Thursday, May 19, 2011

CWOPO

Conventional Wisdom or Prevailing Opinion (CWOPO) has really let me down in recent months.  I have learned that salt restriction may actually be dangerous, contrary to what we have always been told.  The idea that cholesterol causes heart disease has been debunked for years now, but the USDA still issues food guidelines that assume it is true.

Soy is supposed to be the new health super food (and it's in everything we eat that is processed--just read the labels).  Yet I am discovering that soy is a very dangerous food, and that giving soy formula to infants is like giving them birth control pills.

We are told to do cardiovascular exercise, and then learn that it may actually cause heart disease.

My daughter has educated me about natural child birth and the benefits of using a nurse midwife (see the movie, The Business of Being Born on Netflix or Amazon Prime).  Naturally, this movie upset the AMA.

We are told to have regular physical exams, then we are told that annual physicals don't do much for us.

The American Diabetes Association approved diet is heavy on carbs, yet these same carbs are causing blood sugar spikes.  Don't these so-called professionals know this?  Dr. Bernstein takes the ADA to task for its 2008 guidelines that are problematic for diabetics.

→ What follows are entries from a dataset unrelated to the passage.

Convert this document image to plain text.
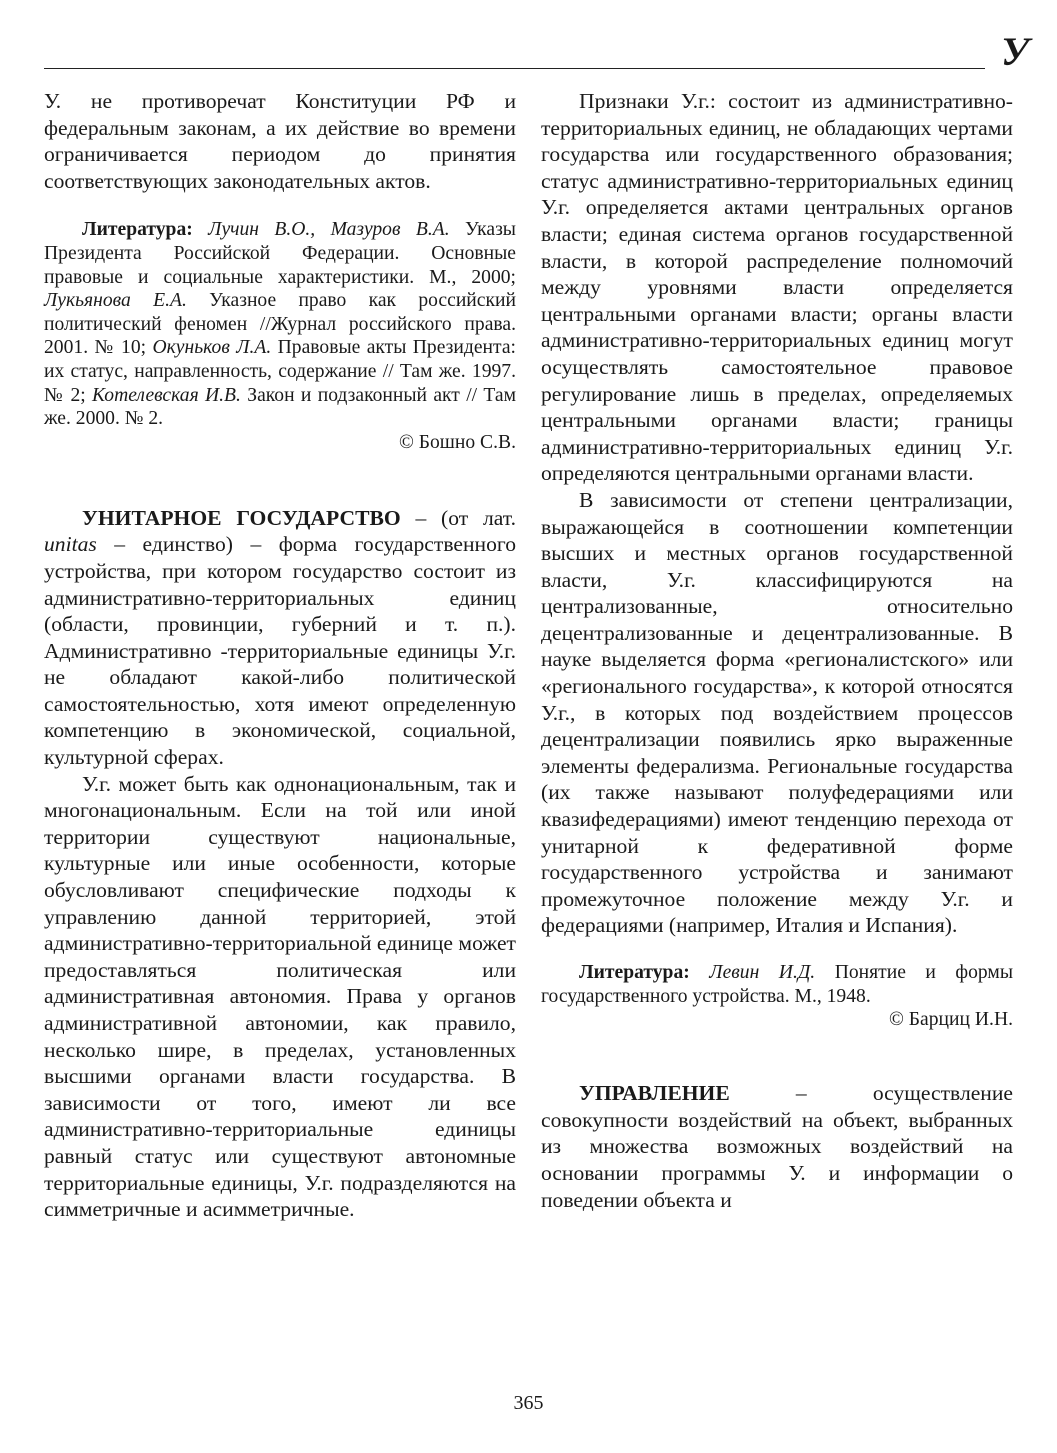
У

У. не противоречат Конституции РФ и федеральным законам, а их действие во времени ограничивается периодом до принятия соответствующих законодательных актов.

Литература: Лучин В.О., Мазуров В.А. Указы Президента Российской Федерации. Основные правовые и социальные характеристики. М., 2000; Лукьянова Е.А. Указное право как российский политический феномен //Журнал российского права. 2001. № 10; Окуньков Л.А. Правовые акты Президента: их статус, направленность, содержание // Там же. 1997. № 2; Котелевская И.В. Закон и подзаконный акт // Там же. 2000. № 2.

© Бошно С.В.

УНИТАРНОЕ ГОСУДАРСТВО – (от лат. unitas – единство) – форма государственного устройства, при котором государство состоит из административно-территориальных единиц (области, провинции, губерний и т. п.). Административно -территориальные единицы У.г. не обладают какой-либо политической самостоятельностью, хотя имеют определенную компетенцию в экономической, социальной, культурной сферах.

У.г. может быть как однонациональным, так и многонациональным. Если на той или иной территории существуют национальные, культурные или иные особенности, которые обусловливают специфические подходы к управлению данной территорией, этой административно-территориальной единице может предоставляться политическая или административная автономия. Права у органов административной автономии, как правило, несколько шире, в пределах, установленных высшими органами власти государства. В зависимости от того, имеют ли все административно-территориальные единицы равный статус или существуют автономные территориальные единицы, У.г. подразделяются на симметричные и асимметричные.

Признаки У.г.: состоит из административно-территориальных единиц, не обладающих чертами государства или государственного образования; статус административно-территориальных единиц У.г. определяется актами центральных органов власти; единая система органов государственной власти, в которой распределение полномочий между уровнями власти определяется центральными органами власти; органы власти административно-территориальных единиц могут осуществлять самостоятельное правовое регулирование лишь в пределах, определяемых центральными органами власти; границы административно-территориальных единиц У.г. определяются центральными органами власти.

В зависимости от степени централизации, выражающейся в соотношении компетенции высших и местных органов государственной власти, У.г. классифицируются на централизованные, относительно децентрализованные и децентрализованные. В науке выделяется форма «регионалистского» или «регионального государства», к которой относятся У.г., в которых под воздействием процессов децентрализации появились ярко выраженные элементы федерализма. Региональные государства (их также называют полуфедерациями или квазифедерациями) имеют тенденцию перехода от унитарной к федеративной форме государственного устройства и занимают промежуточное положение между У.г. и федерациями (например, Италия и Испания).

Литература: Левин И.Д. Понятие и формы государственного устройства. М., 1948.

© Барциц И.Н.

УПРАВЛЕНИЕ – осуществление совокупности воздействий на объект, выбранных из множества возможных воздействий на основании программы У. и информации о поведении объекта и

365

Last year, I had a scare with rheumatoid arthritis (fortunately for me, it was merely reactive arthritis), and all the conventional treatments are pretty scary, not to mention expensive.  Yet there is a simple, safe, inexpensive, medically proven alternative to the other expensive and dangerous rheumatoid arthritis treatments.  And this treatment is shunned by rheumatologists and the medical establishment.

I am now starting to question a lot of what I have been told to do by medical authorities.  CWOPO is often seriously flawed and out of date, in my opinion.  I have discovered that evidence based medicine is not usually practiced, though it should be.  CWOPO is what is practiced, and it is very hard to change, despite empirical evidence to the contrary.

I am learning that if it is my health problem, I must take ownership of the problem and do the research about what to do.  This is what I have done with the type II diabetes, what I did when I thought I had rheumatoid arthritis, and what I have done with my weight loss strategy.  I will not merely passively accept what an M.D. tells me in the future.